2. If the race is real, the fix in bufferpool_make_shard is straightforward: re-check after pinning, before inserting. Or move the kernel pin to after the CAS reservation slot is claimed, so only one thread per "this slot is mine" actually pins. Both are small patches; the second is structurally cleaner. Worth proposing to upstream alongside the issue.
3. Operational mitigation regardless of root cause. Two things to do now, since the abort is hitting 2–3× per day:
- Watch Memory pins: from /proc/rtpengine/<id>/status on a 1-min cadence. Alert at 12. Plan a rolling rtpengine restart cron (every N hours, where N is conservative enough that even worst-case growth keeps you below 14).
- Bump MAX_SHM_AREAS from 16 to 32 in kernel-module/nft_rtpengine.c:442 and rebuild the kernel module. This is a one-line patch that doubles your headroom and roughly doubles time-to-abort. It buys you days while you investigate, with negligible runtime cost (the array is per-table, sized once at table allocation).
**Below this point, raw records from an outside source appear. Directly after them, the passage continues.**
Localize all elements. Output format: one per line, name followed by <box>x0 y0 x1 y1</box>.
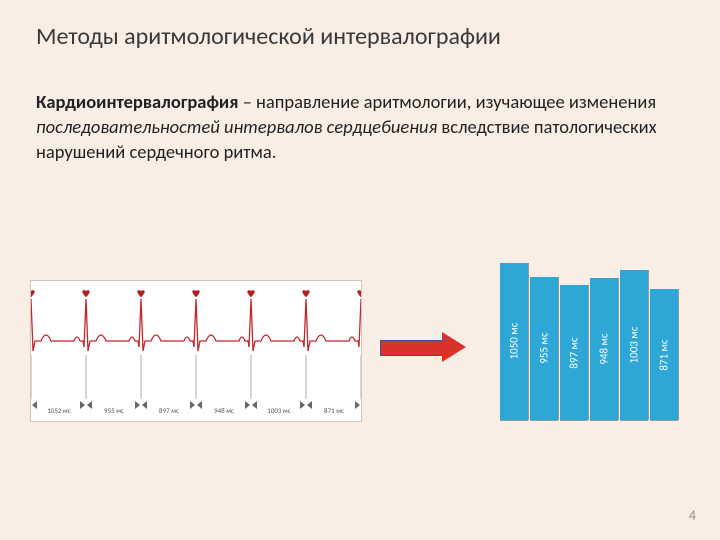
ecg-interval-label: 1003 мс <box>251 406 306 415</box>
definition-text-1: – направление аритмологии, изучающее изм… <box>238 90 656 113</box>
bar-label: 948 мс <box>598 333 611 364</box>
bar: 955 мс <box>530 277 558 420</box>
bar: 948 мс <box>590 278 618 420</box>
definition-italic: последовательностей интервалов сердцебие… <box>36 115 437 138</box>
definition-term: Кардиоинтервалография <box>36 90 238 113</box>
ecg-interval-label: 897 мс <box>141 406 196 415</box>
bar: 897 мс <box>560 285 588 420</box>
interval-bar-chart: 1050 мс 955 мс 897 мс 948 мс 1003 мс 871 мс <box>500 255 690 420</box>
page-title: Методы аритмологической интервалографии <box>36 22 501 51</box>
bar-label: 1003 мс <box>628 326 641 363</box>
arrow-head <box>442 332 466 362</box>
ecg-interval-label: 955 мс <box>86 406 141 415</box>
bar-label: 955 мс <box>538 333 551 364</box>
arrow-icon <box>380 335 470 359</box>
bar: 1003 мс <box>620 270 648 420</box>
ecg-interval-labels: 1052 мс955 мс897 мс948 мс1003 мс871 мс <box>31 406 361 415</box>
page-number: 4 <box>689 507 696 524</box>
bar: 871 мс <box>650 289 678 420</box>
definition-paragraph: Кардиоинтервалография – направление арит… <box>36 90 672 165</box>
bar-label: 1050 мс <box>508 323 521 360</box>
bar-label: 871 мс <box>658 339 671 370</box>
ecg-interval-label: 948 мс <box>196 406 251 415</box>
bar-label: 897 мс <box>568 337 581 368</box>
ecg-interval-label: 871 мс <box>306 406 361 415</box>
arrow-shaft <box>380 340 444 356</box>
ecg-interval-label: 1052 мс <box>31 406 86 415</box>
ecg-diagram: 1052 мс955 мс897 мс948 мс1003 мс871 мс <box>30 280 362 422</box>
bar: 1050 мс <box>500 263 528 421</box>
ecg-waveform <box>31 281 361 421</box>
4. Capture the workload at the moment of growth. Independent of the race vs. peak diagnosis, you want to know what allocation site is consuming a shard's 16 MB. A small patch adding a per-allocation site tag (one byte in the back-pointer header is enough — there are only six callsites of bufferpool_alloc* against shm_bufferpool) and a periodic histogram dump would tell you whether you're filling shards with stream stats, SSRC entries, or per-PT entries. That information narrows where, if at all, the per-call footprint could be reduced.